Cedardale School history
By F.M. Hickox, March 17, 1927
      Cedardale? It is a nice name. We are indebted to Dr. and Mrs. Downs [Horace and Sylvia] for the nice, pleasant name that our school and neighborhood bears. There seems to be two Cedardale school districts — the upper and lower schools. We are the upper Cedardale district. Miss May Knight taught our first school in Cedardale. This was a select school and a county school. A select school is a subscription school, not one supported by taxation.
      Our first county school building was erected the same year that the first sawmill was built, in 1890 or a little later, on what is now the Burkland place, by the Cedardale Lumber Co. This mill later burned, was re-built and still later moved to what is now the Ruley farm. More children created a demand for a county school. Some neighbors took the school question up with the county school superintendent, and at the conference it was decided to organize a new school district, and build a school house.
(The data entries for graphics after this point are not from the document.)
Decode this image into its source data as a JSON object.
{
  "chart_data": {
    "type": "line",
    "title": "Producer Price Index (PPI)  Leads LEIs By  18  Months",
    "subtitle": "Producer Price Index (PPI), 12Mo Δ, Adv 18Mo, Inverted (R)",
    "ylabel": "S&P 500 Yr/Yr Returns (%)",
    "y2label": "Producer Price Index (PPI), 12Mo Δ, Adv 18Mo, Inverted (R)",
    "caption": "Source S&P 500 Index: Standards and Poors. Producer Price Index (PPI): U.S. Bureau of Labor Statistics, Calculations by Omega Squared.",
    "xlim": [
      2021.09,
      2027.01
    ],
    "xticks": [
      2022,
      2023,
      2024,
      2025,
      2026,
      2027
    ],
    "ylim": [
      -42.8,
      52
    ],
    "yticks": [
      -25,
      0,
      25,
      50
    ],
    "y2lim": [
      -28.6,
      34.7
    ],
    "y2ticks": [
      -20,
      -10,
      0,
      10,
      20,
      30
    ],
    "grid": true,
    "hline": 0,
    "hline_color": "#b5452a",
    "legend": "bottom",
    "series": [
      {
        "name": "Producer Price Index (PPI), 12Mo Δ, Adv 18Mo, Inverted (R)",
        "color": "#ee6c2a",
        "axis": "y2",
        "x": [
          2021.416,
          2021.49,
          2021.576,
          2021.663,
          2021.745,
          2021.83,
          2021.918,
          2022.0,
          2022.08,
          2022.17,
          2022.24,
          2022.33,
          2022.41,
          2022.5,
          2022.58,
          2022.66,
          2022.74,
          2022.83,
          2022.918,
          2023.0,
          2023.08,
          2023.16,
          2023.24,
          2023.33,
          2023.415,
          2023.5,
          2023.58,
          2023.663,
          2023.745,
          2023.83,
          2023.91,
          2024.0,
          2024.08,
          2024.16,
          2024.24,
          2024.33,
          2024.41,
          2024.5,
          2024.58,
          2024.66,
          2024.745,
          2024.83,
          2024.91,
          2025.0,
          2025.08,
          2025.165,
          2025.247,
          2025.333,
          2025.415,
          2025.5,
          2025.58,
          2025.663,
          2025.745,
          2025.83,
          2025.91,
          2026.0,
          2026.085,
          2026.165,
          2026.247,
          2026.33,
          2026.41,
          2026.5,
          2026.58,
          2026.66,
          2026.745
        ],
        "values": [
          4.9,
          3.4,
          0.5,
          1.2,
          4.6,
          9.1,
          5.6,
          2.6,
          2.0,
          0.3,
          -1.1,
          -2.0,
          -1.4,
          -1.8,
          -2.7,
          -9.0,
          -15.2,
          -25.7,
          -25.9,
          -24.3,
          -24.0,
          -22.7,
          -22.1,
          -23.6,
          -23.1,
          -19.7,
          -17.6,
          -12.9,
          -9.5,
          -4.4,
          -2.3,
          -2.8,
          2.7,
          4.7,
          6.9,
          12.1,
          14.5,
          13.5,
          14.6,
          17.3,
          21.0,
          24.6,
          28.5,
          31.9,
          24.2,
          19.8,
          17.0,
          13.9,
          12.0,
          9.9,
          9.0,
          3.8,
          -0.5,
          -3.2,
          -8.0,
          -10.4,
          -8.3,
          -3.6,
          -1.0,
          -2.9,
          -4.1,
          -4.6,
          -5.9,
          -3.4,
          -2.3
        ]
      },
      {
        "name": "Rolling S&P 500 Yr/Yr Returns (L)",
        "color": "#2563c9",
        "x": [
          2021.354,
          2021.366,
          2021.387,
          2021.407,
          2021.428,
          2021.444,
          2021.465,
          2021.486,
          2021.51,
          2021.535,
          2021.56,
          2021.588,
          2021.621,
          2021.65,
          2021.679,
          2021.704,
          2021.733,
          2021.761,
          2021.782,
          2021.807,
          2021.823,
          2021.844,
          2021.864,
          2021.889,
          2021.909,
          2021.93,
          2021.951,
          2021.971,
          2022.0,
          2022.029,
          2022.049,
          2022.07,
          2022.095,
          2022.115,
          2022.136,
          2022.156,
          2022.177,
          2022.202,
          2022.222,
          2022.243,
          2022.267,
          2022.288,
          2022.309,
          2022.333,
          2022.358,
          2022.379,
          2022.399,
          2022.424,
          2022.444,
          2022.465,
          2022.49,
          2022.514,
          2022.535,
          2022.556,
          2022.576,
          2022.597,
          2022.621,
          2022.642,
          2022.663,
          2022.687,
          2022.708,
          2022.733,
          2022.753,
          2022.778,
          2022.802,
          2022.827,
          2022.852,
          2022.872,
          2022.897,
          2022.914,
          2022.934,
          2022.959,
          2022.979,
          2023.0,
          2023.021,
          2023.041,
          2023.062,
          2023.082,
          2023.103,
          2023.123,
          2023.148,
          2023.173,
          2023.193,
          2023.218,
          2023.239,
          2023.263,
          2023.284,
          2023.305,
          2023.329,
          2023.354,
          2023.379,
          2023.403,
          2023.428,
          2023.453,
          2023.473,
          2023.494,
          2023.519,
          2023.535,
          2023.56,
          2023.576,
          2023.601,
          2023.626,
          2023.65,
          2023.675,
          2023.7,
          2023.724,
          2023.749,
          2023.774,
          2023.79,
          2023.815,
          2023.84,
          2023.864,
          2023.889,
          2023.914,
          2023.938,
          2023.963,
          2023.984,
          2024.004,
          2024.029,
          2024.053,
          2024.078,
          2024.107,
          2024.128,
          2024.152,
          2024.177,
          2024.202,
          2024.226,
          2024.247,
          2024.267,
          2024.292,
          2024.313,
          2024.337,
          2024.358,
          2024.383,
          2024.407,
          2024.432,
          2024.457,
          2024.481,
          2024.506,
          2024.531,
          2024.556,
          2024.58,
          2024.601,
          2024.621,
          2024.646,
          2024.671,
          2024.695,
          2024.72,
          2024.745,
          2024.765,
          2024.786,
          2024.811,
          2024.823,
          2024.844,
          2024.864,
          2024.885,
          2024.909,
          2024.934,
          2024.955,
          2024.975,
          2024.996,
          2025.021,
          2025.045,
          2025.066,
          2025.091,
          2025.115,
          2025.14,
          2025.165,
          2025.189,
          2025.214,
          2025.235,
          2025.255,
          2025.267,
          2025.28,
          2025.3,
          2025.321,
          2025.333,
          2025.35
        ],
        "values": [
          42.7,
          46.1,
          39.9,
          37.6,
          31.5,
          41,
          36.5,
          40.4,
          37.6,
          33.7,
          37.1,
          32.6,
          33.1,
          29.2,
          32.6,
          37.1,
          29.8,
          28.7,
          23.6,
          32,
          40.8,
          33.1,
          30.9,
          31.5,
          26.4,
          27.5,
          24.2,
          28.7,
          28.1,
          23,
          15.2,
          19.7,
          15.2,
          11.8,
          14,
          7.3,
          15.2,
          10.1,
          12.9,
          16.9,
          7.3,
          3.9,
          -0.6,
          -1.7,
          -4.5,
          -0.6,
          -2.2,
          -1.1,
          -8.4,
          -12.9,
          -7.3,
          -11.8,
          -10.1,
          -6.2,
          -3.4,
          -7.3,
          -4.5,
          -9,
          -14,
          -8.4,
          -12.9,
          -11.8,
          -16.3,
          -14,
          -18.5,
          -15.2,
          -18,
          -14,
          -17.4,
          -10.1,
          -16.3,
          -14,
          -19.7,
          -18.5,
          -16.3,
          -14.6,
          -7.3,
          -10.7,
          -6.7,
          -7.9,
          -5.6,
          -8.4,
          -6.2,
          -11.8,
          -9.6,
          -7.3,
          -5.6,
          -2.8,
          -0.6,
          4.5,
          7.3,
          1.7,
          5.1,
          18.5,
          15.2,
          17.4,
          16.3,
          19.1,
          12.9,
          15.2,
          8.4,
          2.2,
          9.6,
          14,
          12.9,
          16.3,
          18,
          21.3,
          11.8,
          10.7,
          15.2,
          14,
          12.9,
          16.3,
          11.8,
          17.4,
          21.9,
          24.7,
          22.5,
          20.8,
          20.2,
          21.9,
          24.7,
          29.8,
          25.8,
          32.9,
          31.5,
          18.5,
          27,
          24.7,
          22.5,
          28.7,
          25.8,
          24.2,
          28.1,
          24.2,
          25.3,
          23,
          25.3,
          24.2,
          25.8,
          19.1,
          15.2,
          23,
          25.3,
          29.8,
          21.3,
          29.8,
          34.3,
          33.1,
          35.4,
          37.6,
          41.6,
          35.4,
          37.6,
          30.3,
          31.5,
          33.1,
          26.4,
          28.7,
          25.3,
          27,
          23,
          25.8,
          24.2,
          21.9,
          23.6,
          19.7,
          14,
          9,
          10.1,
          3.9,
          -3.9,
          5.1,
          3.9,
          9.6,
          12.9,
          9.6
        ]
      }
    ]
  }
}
The boundary lines of the new district were established, clerk and directors appointed and the school business began.
      The building site was secured from Mr. Hanson. Neighbors donated work to clear the site of logs and level it down. Mr. Clark Armsbury built the school house, with some donated help and the mill company donated some lumber. Miss Eva Davis was our first teacher in the new school. Following are the names of some our old-time teachers, but maybe not consecutively, as theyw ere employed: Miss Eva Davis, Miss Del Washburn, Noble G. Rice, Will Hammack, Rev. Woodby, Miss Bertha Crawford, Miss Lucy Goodman, Miss Julia Arges, Mr. Estes, George Mitchell, Mrs. Dona Hubbard and O.H. Carlson.
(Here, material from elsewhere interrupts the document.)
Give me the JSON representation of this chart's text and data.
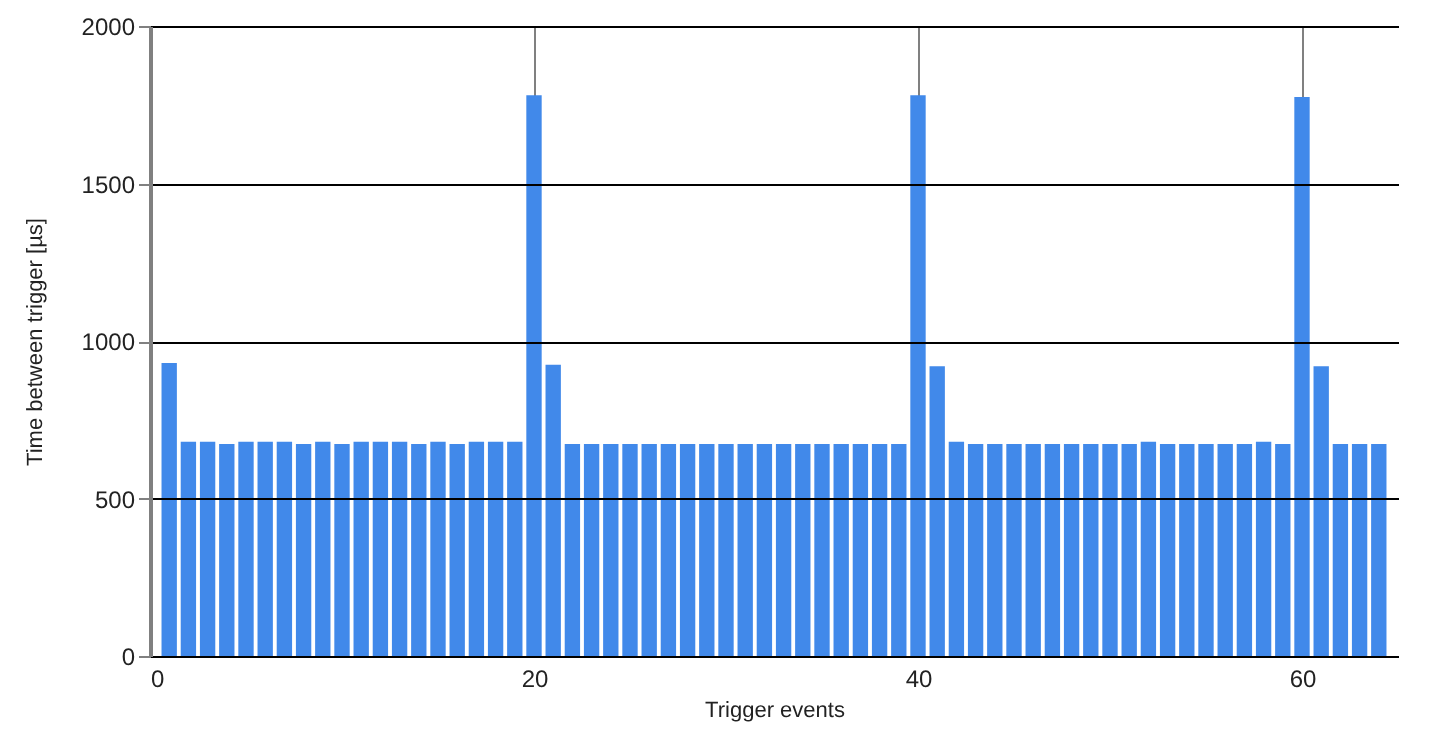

      Echo Editor's note: The building spoken of by Mr. Hickox was a small, one-room building. The present two-room school was erected in 1914. the school board at that time was Messrs. E.B. Hickox, Swan Swanberg, and Andrew Hansen. The first teachers in the new building were Mrs. Agnes Alverson, now Mrs. A.L. Jennings and Miss Donna Dulin. The enrollment that year was 38, divided equally between the upper and lower rooms. In 1919 this district voted to join District No. 10, Mount Vernon. The seventh and eighth grades were then sent in to Mount Vernon. Later the sixth was also sent on the bus and now only one room is maintained for the first five grades, with Miss Alice Butler as teacher.